COS 24-2
Managing the realized niche through ground disturbance improve regeneration of early-seral species in high-graded old-growth forests

Tuesday, August 11, 2015: 8:20 AM
322, Baltimore Convention Center
Daniel P. Soto, Forest Ecosystems and Society, Oregon State University, Corvallis, OR
Klaus J. Puettmann, Forest Ecosystems and Society, Oregon State University, Corvallis, OR

High grading, by removing mostly trees with superior growth and timber quality characteristics, is an important source of productivity and biodiversity loss in many forests in developing countries. After high-grading, little attention is paid to tree regeneration and understory vegetation, which often are dominated for long time periods by grasses, herbs, or shrubs species. In such settings, managing understory vegetation through ground disturbance has been proposed as a restoration tool to encourage tree regeneration. In this context, we investigated the effectiveness of ground disturbance in high-graded Nothofagus old-growth forests in the Chilean Andes. In these forests, the understory is dominated by dense tickets of native bamboo (i.e., Chusquea culeou E. Desv.), which prevents the regeneration of early- and late seral tree species. We tested whether ground disturbance can be applied to expand the realized niche for tree species regeneration and at the same time constrain it for bamboo. Second, we investigated direction and magnitude of niche shifts, and what ecological and environmental factors are responsible for these shifts, using multivariate ordination (NMS) and habitat modeling (NPMR) to understand the niche spaces for different seral functional groups (i.e., short-life and long-life early- and late-seral groups, and bamboo cover, separately).

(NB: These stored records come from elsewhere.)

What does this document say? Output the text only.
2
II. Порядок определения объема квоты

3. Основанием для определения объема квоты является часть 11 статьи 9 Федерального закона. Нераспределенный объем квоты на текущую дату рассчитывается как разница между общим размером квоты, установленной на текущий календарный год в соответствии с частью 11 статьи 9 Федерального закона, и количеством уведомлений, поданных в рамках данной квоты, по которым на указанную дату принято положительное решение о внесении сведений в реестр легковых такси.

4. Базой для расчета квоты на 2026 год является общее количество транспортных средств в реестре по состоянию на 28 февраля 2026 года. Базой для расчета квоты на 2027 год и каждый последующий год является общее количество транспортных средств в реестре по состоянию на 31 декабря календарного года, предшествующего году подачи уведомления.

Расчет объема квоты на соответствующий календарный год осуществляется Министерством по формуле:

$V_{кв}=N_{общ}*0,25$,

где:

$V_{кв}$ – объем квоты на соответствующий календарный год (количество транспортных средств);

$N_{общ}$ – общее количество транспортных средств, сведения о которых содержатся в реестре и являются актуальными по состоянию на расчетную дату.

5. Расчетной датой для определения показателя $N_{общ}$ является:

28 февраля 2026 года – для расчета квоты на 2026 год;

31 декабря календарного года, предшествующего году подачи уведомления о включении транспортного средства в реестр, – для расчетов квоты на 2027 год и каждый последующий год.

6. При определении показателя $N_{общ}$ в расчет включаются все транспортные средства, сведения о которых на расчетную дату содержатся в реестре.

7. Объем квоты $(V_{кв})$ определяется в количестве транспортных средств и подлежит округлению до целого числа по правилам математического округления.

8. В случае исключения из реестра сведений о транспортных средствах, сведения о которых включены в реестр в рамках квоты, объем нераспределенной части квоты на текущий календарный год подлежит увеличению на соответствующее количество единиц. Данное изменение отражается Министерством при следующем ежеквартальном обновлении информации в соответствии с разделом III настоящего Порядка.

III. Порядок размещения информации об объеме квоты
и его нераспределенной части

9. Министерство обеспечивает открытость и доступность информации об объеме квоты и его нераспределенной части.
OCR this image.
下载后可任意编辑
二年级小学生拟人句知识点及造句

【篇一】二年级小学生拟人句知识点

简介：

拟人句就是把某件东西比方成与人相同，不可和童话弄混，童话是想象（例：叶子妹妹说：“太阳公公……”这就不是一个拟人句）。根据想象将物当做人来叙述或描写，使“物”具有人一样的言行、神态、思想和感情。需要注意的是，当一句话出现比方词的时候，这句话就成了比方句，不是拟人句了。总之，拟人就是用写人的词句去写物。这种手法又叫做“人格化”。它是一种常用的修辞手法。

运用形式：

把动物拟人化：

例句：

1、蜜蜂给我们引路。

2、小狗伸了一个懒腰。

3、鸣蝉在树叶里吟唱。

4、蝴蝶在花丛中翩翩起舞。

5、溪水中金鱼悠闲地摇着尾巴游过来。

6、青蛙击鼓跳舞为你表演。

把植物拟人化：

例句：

We concluded that the niche concept can provide useful insights in understanding the role of ground disturbance as a restoration tool in high-graded forests. The niche concept allowed us to understand what factors most influence in determining the cover of undesirable bamboo species and limit the regeneration of desirable early- and late- seral trees species, and how these factors are modified after ground disturbance. Specifically, the results show that ground disturbance expands the realized niche for early-seral species, and constrained it for bamboo and late-seral species. These patterns are supported by the impact of ground disturbance on litter cover (-) and soil water content (+), which affect the bamboo cover (-). On the other hand, presence of early-seral species is associated with high soil water content (+) and exposed mineral soil (+). Surprisingly, light availability had less influence on tree regeneration, even on early-seral species. In summary, this operational scale management experiment provided an opportunity to link ecological concepts to restoration practices and gained insights into practical solutions for restoring high-graded forests.